Зелимхан лежал, уткнувшись лицом в кашицу из снега. Четыре пулевых отверстия дымились в его казенной куртке из плотной ткани. Стилет тут же склонился над распростертым на земле чеченцем — как угодно, но только бы больше не стреляли, он обязан не допустить стрельбы, — закрывая его своим телом и подняв руку. В руке ничего не было. К ним приближалась группа спецназа, и Стилет понял, что это свои. Тот самый старлей, о нем предупредил Дед. Стилет обернулся — майор Бондаренко и трое автоматчиков бежали по дороге. Почему они не били из «Калашникова»?

— Не стреляйте, — попросил Стилет. Он понял, что обе группы будут здесь одновременно.

— Задержание особо опасных преступников! — кричал майор Бондаренко.

Все же почему они не били из «Калашникова»? Тогда — все, конец. Но это был звук пистолетных выстрелов… А ты игрок, майор Бондаренко. Значит, «особо опасных преступников»… Зелимхана тебе мало, решил еще и со мной разобраться, голубь… и это после того, как Деду удалось все остановить. Похоже, чеченец прав, в этой истории совсем другой след. Пристрелить бы тебя, суку, да можно от своих пулю схлопотать…

И группа спецназа, и люди Бондаренко были уже в нескольких шагах от них, и все происходило очень быстро. Ворон поднял вторую руку — только бы больше не стреляли, он сдается… Нога Зелимхана застряла в креплении широкой охотничьей лыжи, и Стилет почему-то подумал, что надо эту ногу освободить. Чеченец действительно никогда не ходил по нашему глубокому снегу. Обе группы окружили их, на мгновение повисла молчаливая пауза.

— Спасибо за помощь, — быстро проговорил майор Бондаренко. — Я руковожу задержанием.

Старший группы спецназа кивнул майору и тут же перевел взгляд на пулевые отверстия в казенной куртке Зелимхана:

— Почему вы стреляли?

— Особо опасные преступники, задержание любой ценой…

— Мне казалось — не было необходимости…

Стилет поднял голову и посмотрел на старшего группы спецназа — не торопись, парень, а то ты действительно окажешь ему (ИМ?) помощь.

— Старший лейтенант, я — капитан Воронов. Удостоверение в нагрудном кармане. Спокойно: я опускаю руку за удостоверением.

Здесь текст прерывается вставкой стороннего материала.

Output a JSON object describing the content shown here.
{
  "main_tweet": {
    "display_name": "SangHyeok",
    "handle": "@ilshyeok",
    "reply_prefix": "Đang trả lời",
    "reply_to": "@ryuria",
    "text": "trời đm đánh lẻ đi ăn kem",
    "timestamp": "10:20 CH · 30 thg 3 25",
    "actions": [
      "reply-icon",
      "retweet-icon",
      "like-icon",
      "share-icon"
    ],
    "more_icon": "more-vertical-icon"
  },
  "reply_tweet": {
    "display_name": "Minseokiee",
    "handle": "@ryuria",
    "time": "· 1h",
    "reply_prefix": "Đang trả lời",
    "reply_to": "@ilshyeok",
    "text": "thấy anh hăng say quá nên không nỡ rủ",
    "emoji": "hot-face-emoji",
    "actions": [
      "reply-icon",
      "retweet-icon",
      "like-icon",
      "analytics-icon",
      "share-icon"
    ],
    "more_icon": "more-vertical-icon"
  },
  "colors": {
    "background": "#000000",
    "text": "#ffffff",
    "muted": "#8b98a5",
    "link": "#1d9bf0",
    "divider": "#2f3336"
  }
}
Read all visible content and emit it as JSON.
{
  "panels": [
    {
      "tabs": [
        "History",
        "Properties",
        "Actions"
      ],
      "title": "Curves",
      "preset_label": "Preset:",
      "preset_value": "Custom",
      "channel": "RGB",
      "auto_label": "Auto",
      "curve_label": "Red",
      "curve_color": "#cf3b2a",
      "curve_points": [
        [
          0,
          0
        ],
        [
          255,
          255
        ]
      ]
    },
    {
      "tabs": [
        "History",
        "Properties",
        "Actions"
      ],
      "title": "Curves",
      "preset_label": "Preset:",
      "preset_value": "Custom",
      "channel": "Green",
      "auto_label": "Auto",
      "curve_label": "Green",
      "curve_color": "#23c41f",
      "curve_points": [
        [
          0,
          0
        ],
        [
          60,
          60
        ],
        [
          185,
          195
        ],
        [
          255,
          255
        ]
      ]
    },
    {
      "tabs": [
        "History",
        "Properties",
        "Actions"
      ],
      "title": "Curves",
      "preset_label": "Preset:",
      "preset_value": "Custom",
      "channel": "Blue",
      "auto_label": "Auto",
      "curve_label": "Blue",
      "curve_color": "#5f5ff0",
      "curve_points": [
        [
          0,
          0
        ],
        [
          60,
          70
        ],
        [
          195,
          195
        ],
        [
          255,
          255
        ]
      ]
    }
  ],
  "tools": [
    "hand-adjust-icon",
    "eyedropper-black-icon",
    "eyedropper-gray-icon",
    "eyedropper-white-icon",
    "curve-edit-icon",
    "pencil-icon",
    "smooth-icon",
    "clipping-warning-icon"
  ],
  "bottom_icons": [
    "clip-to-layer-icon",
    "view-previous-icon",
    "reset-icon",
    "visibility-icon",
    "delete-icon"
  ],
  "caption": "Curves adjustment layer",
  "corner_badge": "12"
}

Майор Бондаренко сделал шаг вперед:

— Так точно! Капитан — соучастник и организатор похищения заключенного… Карпов, наручники. Старлей, я благодарю, дальше мы разберемся сами.

— Одну секундочку, товарищ майор. — Старший группы (его палец покоился на спусковом крючке автомата) следил за Стилетом. Вот в руке Стилета оказалось удостоверение, вот он раскрыл и, убедившись, что старший ознакомился с ним, быстро закрыл книжечку…

— Не препятствуйте задержанию… — начал майор Бондаренко.

И тогда Стилет произнес:

— Товарищ старший лейтенант, я приказываю вам арестовать этого человека.

— Что? — Майор Бондаренко в недоумении сделал шаг назад.

— Арестовать за попытку срыва спецоперации, — спокойно закончил Стилет.

Вскинутое оружие тут же обратилось на группу Бондаренко:

— Есть, товарищ капитан.

— Старлей, — взревел майор Бондаренко, — да ты у меня под трибунал полетишь! Капитан Воронов — соучастник…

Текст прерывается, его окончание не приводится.